Lawyer in a Lincoln takes plenty of hairpin turns

Michael Peña (left), Matthew McConaughey in "The Linc- oln Lawyer," with Bryan Cranston, Marisa Tomei.
Michael Peña (left), Matthew McConaughey in "The Linc- oln Lawyer," with Bryan Cranston, Marisa Tomei.
Posted: March 18, 2011

Every time I write off Matthew McConaughey as a set of abs best suited to play a shirtless cad (see: Ghosts of Girlfriends Past, How to Lose a Guy in 10 Days), he reminds me of how resourceful an actor he is. When the drawling Texan leaves that pigeonhole, he soars.

As the bottom-feeder attorney in The Lincoln Lawyer, a twisty, cleverly plotted thriller based on the crime novel by Michael Connelly, McConaughey acts with his head and body. His legal eagle is a predator, all right, but one who retracts the talons in favor of mind games.

Brad Furman's movie is shamelessly entertaining and the best thing in it is McConaughey's Mickey Haller, known as "the Lincoln lawyer" because his office is his Town Car. Why pay for overhead when you have an ex-wife (Marisa Tomei as a world-weary assistant district attorney) and kid to help support?

Mick's a streetwise operator who knows how to make money off the front end and back end of every deal. He knows how to work the system without gaming it and how to make a bribe look like a legitimate Christmas gift. For him, the end product of the justice system is not a fair verdict, but getting a judgment and pocketing the payment for services.

He strikes gold when his chum the bail bondsman (John Leguizamo) hooks him up with a franchise client, Louis Roulet (Ryan Phillippe), a Beverly Hills real estate prince and playboy charged with assault and battery of a female escort. Almost unprecedented in Mickey's experience, Roulet (rhymes with roué) may even be innocent.

The part of the smoothy at the pickup game suits McConaughey down to the ground.
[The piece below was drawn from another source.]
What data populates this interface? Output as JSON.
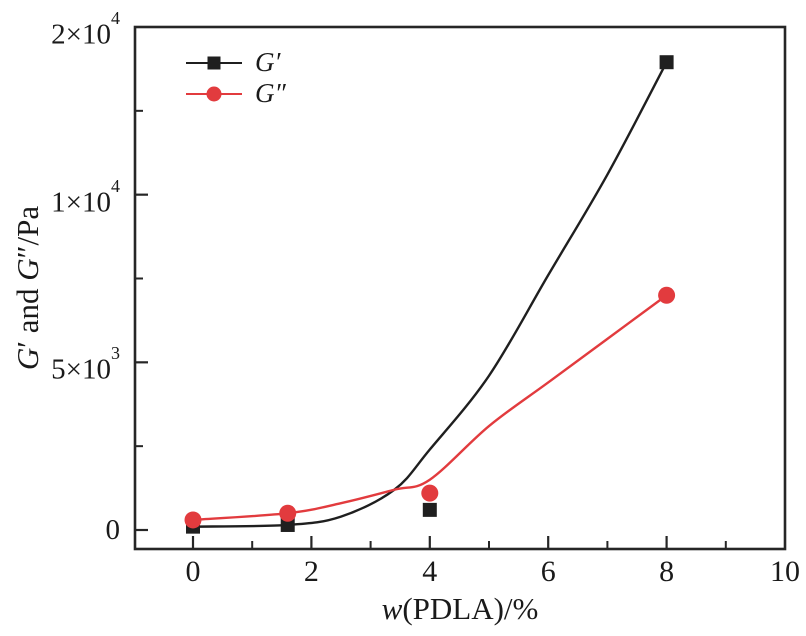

Typically, Mickey is several steps ahead of the D.A. In defending Roulet, though, what initially looks to be a slam-dunk is a desperation heave.

In this nicely cast film featuring Bryan Cranston as a comically exasperated police detective, William H. Macy is a standout as a private investigator, a shaggy motormouth with access to all sorts of privileged information.

Furman's movie has the throwback vibe of Paul Newman crime procedurals like The Drowning Pool and the swagger of the first installment in a continuing movie or television franchise. I, for one, look forward to the next chapter in the misadventures of Mickey.